Tu sei il rovo che vide Mosè:
era pieno di fuoco e non bruciava.
Infatti il Figlio di Dio venne e scese nel tuo seno,
e il fuoco della sua divinità non bruciò il tuo corpo.

Tu sei il roveto visto da Mosè in mezzo alle fiamme
e che non si consumava, il quale è il Figlio del Signore.
Egli venne e abitò nelle tue viscere
e il fuoco della sua divinità non consumò la tua carne".

Giovanni Paolo II al Monastero di "Santa Caterina" del Sinai, durante il Giubileo dell’Anno Duemila.

Icone del Roveto

Il tema del "Roveto ardente" non poteva non tentare gli artisti che lo hanno raffigurato in miniature su libri, in affreschi su muri di Chiese e Monasteri, e su icone portatili in legno. Le icone più antiche si ritrovano nel Convento di Santa Caterina nel Sinai e risalgono ai secoli XII-XIV. Dal Sinai il tema si è diffuso nei diversi Paesi di tradizione ortodossa e in Occidente.

In Oriente si possono distinguere due tipi principali: greco il primo, russo e slavo il secondo. Il tema greco riflette più da vicino il racconto dell'Esodo. Vi figura sempre Mosè che su ordine dell'Angelo si toglie i sandali; di fronte a lui è raffigurato il Roveto che brucia; in mezzo, o alla sommità, si vede Maria in busto o a pieno corpo con il Bambino in grembo: questo tipo iconografico della Madonna è quello detto della "Platytéra" [= più vasta dei Cieli]; quando il Bambino è circondato da un cerchio, il tipo è quello della Madonna del Segno.

Il tema iconografico è così descritto da Dionisio da Furnà nel suo manuale di pittura: "Mosè che porta al pascolo le pecore vede il Roveto ardente. Mosè che scioglie i sandali, ci sono pecore intorno e davanti a lui un Roveto che arde; in corrispondenza del centro di esso, su nel cielo, la Madonna col Bambino, ed al suo fianco un Angelo che guarda verso Mosè; dall'altro lato del Roveto, di nuovo Mosè ritto, che ha la mano tesa e con l'altra tiene un bastone".

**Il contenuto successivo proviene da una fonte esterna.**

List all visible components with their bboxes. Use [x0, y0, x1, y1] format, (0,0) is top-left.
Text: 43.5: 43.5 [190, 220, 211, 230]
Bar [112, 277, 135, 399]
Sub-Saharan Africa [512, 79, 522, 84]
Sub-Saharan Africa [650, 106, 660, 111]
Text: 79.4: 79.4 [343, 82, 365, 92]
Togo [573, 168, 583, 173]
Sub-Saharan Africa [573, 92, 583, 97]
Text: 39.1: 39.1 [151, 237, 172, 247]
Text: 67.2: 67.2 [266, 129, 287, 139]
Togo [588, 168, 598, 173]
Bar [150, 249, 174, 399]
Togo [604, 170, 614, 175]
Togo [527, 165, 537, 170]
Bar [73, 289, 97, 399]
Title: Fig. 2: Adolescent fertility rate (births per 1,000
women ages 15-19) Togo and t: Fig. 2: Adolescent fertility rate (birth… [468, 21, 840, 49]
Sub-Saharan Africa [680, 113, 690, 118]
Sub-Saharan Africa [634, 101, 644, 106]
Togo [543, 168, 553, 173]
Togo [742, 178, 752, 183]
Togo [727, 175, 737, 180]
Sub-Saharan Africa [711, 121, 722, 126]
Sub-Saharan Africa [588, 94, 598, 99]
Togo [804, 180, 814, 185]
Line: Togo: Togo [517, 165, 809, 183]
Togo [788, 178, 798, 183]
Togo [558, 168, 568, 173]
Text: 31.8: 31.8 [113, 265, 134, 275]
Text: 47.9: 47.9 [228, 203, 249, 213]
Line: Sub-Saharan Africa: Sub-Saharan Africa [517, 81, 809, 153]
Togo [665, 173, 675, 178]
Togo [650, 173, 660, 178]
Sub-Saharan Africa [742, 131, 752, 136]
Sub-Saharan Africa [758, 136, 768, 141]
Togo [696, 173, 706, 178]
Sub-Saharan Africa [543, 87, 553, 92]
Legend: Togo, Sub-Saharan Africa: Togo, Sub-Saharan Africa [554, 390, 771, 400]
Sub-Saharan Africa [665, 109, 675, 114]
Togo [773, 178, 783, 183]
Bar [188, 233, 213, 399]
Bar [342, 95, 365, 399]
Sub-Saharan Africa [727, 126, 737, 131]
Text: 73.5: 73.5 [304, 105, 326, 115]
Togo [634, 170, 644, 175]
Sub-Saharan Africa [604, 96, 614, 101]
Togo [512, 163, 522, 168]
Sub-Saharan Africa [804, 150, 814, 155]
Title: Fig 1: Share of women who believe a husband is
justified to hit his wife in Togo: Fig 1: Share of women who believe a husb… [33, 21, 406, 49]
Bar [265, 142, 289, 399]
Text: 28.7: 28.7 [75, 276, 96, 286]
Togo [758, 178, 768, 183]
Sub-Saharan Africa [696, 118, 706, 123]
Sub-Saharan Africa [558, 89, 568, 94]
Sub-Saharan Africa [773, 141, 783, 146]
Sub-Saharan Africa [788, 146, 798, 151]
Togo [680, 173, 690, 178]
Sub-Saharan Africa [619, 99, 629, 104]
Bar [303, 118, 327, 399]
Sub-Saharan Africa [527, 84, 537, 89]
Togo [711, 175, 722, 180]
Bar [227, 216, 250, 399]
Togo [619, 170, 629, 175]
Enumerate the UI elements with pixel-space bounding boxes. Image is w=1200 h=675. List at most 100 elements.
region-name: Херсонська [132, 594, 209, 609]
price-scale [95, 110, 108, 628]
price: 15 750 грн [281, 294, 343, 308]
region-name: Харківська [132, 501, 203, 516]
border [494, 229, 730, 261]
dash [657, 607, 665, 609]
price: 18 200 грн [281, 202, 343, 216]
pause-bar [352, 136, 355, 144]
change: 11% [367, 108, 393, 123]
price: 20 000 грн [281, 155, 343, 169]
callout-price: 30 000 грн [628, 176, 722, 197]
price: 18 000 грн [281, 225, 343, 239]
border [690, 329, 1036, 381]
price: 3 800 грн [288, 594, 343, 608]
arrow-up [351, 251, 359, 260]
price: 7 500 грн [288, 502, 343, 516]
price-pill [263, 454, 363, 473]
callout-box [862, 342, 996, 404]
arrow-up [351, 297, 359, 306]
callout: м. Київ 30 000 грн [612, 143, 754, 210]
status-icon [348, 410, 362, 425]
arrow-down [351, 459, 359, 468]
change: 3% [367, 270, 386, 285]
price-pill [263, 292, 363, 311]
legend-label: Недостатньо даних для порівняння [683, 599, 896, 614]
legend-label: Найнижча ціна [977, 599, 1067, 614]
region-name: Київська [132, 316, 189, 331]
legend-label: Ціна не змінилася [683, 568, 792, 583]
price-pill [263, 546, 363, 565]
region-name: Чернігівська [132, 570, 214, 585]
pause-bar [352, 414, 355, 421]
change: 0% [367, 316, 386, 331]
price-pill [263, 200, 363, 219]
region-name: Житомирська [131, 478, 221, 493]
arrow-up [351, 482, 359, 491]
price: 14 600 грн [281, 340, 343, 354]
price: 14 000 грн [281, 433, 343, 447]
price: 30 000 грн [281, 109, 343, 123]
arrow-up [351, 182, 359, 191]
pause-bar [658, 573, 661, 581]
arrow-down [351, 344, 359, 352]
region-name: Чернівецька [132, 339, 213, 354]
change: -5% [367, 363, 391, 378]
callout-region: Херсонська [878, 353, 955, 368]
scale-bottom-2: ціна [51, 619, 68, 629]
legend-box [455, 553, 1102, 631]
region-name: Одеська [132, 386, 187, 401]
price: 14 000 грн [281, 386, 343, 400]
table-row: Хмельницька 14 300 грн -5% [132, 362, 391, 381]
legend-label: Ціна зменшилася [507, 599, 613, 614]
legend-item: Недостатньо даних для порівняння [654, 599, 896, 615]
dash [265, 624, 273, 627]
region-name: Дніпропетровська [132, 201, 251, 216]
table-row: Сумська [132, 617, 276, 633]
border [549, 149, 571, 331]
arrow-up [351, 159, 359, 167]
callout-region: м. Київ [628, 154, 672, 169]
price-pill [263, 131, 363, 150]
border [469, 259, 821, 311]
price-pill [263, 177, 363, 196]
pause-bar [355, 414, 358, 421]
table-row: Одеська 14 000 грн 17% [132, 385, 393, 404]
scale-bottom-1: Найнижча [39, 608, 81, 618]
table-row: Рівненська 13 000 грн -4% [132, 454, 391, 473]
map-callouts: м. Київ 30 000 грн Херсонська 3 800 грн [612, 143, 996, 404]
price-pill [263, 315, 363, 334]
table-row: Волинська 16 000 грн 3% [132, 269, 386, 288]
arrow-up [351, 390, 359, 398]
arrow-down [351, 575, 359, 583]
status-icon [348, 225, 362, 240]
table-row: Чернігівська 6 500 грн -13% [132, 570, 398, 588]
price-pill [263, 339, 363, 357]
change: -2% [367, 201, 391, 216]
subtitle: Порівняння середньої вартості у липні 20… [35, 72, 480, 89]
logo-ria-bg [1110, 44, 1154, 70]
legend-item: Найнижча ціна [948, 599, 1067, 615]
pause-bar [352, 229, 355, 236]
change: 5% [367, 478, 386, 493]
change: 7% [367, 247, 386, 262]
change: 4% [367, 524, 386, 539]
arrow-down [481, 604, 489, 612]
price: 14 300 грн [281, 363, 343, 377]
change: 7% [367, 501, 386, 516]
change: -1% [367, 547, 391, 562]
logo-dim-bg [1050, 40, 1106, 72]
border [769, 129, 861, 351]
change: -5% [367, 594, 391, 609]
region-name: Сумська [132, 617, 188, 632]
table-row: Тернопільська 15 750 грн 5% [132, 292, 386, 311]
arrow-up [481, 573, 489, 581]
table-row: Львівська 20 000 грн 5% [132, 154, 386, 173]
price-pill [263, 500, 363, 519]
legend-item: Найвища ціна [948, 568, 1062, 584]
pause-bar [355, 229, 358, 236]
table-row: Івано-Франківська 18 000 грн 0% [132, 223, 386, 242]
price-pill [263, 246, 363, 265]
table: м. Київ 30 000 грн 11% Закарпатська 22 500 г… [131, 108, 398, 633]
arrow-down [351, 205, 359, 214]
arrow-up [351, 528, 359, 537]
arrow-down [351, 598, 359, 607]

Veduta del Monastero di "Santa Caterina": sullo sfondo si stagliano le montagne del Sinai.

L'icona, del sec. XII-XIII, si conserva nel Monastero di Santa Caterina, sul Sinai. Il suo formato relativamente grande la destinava a figurare tra le icone dell'iconastasi. Attualmente si venera nella Cappella detta del "Roveto ardente", sita dietro l'Altare della Chiesa principale ed è dedicata all’Annunciazione. I Pellegrini vi entrano togliendosi le scarpe. L'Altare è eretto sulle stesse radici del Roveto.

(Sopra)
Nicolas Frament, 
Trittico del "Roveto ardente"
. 

(Sotto)
Mosè al "Roveto ardente" 

icona greca.

Su fondo oro si stacca la figura di Mosé giovane che, con un piede appoggiato sulla roccia, si sta sciogliendo i sandali davanti al Roveto che arde con bagliori di fuoco intenso. La montagna sullo sfondo, riflettendo il fuoco del Roveto, si confonde con il cielo di un fondo oro. Anche la figura di Mosé, i suoi capelli, i suoi abiti originalmente bianchi sono illuminati dal fuoco intenso del Roveto. L'artista, proveniente molto probabilmente dalla Capitale bizantina, ha concentrato l'attenzione sull'episodio storico della visione, lasciando allo spettatore di indovinare l'aspetto dogmatico del mistero dell'Incarnazione.